だれにだってそんな経験、きっとあるはず。

例えば普段聞き慣れた音楽たちを基に、
東京の恋愛模様のワンシーンを切り取ってみたら…

これはいわば、「読む」音楽。

物語の主人公は、東カレなライフスタイルを送る、
他ならぬあなた自身かもしれません。

we found love right where we are
僕たちはここに、愛を見つけた

結婚1周年の記念日に、妻にプロポーズをする決意をした。

と言ったら、少しおかしいだろうか。


彼女と結婚してから、今日で1年が経つ。
出会いはもう8年前。これだけの月日の中で、彼女と僕の関係性は形を変え続けてきた。

彼女になって元カノになり
他人になって元サヤになり
昨年ついに、妻となった。

彼女との結婚という結論は、1年経った今も全く間違いではなかったと確信している。だが、ひとつだけ気がかりなことがあった。

肝心のプロポーズが、まだだったのだ。

8年という月日がもたらす、二人の信頼関係と馴れ合いの中で結婚の話は自然と進み、僕はプロポーズから逃げていた。

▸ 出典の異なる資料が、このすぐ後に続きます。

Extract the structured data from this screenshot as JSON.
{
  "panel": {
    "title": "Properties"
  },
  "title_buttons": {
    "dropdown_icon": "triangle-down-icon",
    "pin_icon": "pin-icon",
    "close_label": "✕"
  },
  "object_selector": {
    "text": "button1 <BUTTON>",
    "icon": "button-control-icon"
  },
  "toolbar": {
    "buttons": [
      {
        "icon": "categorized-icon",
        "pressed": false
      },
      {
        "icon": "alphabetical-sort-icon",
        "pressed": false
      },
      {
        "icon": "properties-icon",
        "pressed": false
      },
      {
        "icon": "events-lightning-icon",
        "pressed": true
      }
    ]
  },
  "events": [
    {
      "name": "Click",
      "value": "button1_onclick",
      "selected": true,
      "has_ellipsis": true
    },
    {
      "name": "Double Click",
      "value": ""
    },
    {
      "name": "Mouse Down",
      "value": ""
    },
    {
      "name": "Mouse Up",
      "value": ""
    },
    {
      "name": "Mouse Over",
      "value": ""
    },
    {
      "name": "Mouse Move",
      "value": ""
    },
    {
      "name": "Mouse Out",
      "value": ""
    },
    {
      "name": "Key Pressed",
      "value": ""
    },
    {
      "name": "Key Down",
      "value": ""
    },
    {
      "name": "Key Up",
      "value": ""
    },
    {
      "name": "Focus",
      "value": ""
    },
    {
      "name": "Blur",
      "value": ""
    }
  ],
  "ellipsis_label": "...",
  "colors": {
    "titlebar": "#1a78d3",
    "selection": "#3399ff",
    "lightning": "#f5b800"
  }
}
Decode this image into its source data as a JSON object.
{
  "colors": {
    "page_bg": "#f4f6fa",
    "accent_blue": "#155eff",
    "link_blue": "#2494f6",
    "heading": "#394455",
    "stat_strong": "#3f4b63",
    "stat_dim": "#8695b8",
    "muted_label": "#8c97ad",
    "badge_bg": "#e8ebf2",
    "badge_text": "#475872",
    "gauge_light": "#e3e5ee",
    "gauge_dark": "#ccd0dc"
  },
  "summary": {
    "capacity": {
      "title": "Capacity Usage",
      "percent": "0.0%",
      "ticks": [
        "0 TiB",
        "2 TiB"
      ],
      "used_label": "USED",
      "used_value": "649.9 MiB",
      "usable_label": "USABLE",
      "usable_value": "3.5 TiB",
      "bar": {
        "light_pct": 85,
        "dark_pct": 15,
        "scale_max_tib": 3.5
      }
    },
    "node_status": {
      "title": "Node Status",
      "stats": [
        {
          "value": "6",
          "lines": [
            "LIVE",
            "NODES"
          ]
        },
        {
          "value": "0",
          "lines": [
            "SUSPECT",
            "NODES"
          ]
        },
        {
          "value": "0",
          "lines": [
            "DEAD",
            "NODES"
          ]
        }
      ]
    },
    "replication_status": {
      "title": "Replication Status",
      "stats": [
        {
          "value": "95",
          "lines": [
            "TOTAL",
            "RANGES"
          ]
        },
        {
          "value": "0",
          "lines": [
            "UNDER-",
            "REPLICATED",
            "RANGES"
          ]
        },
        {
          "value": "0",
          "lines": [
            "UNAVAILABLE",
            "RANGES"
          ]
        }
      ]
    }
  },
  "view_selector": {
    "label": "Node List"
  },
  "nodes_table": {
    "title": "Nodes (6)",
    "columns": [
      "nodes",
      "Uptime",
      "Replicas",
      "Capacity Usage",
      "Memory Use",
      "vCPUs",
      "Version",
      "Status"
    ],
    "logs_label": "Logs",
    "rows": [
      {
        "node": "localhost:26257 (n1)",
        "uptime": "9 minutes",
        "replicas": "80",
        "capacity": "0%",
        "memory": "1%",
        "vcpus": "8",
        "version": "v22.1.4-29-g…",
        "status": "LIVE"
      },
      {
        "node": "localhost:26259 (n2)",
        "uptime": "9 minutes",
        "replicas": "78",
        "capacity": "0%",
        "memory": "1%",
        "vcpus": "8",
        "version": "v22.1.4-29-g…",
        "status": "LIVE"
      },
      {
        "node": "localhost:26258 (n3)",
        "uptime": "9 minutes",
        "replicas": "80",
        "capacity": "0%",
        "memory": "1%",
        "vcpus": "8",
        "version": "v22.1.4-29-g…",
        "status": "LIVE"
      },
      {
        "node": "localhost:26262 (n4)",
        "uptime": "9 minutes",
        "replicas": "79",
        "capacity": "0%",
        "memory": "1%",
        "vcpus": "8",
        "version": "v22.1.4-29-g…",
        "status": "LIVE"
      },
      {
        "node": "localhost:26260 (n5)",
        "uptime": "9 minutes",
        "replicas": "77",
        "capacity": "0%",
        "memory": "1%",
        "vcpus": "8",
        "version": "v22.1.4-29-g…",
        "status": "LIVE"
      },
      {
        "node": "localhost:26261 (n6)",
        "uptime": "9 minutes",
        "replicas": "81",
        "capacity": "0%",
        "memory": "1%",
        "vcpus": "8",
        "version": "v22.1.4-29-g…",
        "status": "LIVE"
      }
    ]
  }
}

I just keep on making the same mistakes
それなのに僕は、同じ過ちばかり繰り返してしまう

結婚1年目のプロポーズ、シナリオは完璧だ。

妻を誘い出し、駅で待ち合わせをして、素敵なレストランへ。

デザートのタイミングで、僕がケーキを持って彼女の前に現れ、プロポーズする。ベタではあるが、サプライズ初心者の僕にとっては最大限の演出だ。

それなのに、といおうか、こんな時に限って、といおうか。

昨夜、派手に大げんかをしてしまった。

きっかけは些細なこと。
家に帰ると彼女がリビングで寝ていたので、寝室まで連れて行こうとしたらケンカになったのだ。

「あなたの帰りを待って、リビングで寝てただけのに!」

「いや、風邪引くかなと思って」

「なにそれ?私がだらしないみたいな言い方!」

僕は時々、こうやって意図せず彼女の神経を逆撫でしてしまう。

ああ。女って、どうしてこうも面倒くさいのだろう。
せっかく盛り上がっていた僕のプロポーズムードは、だだ下がりだった。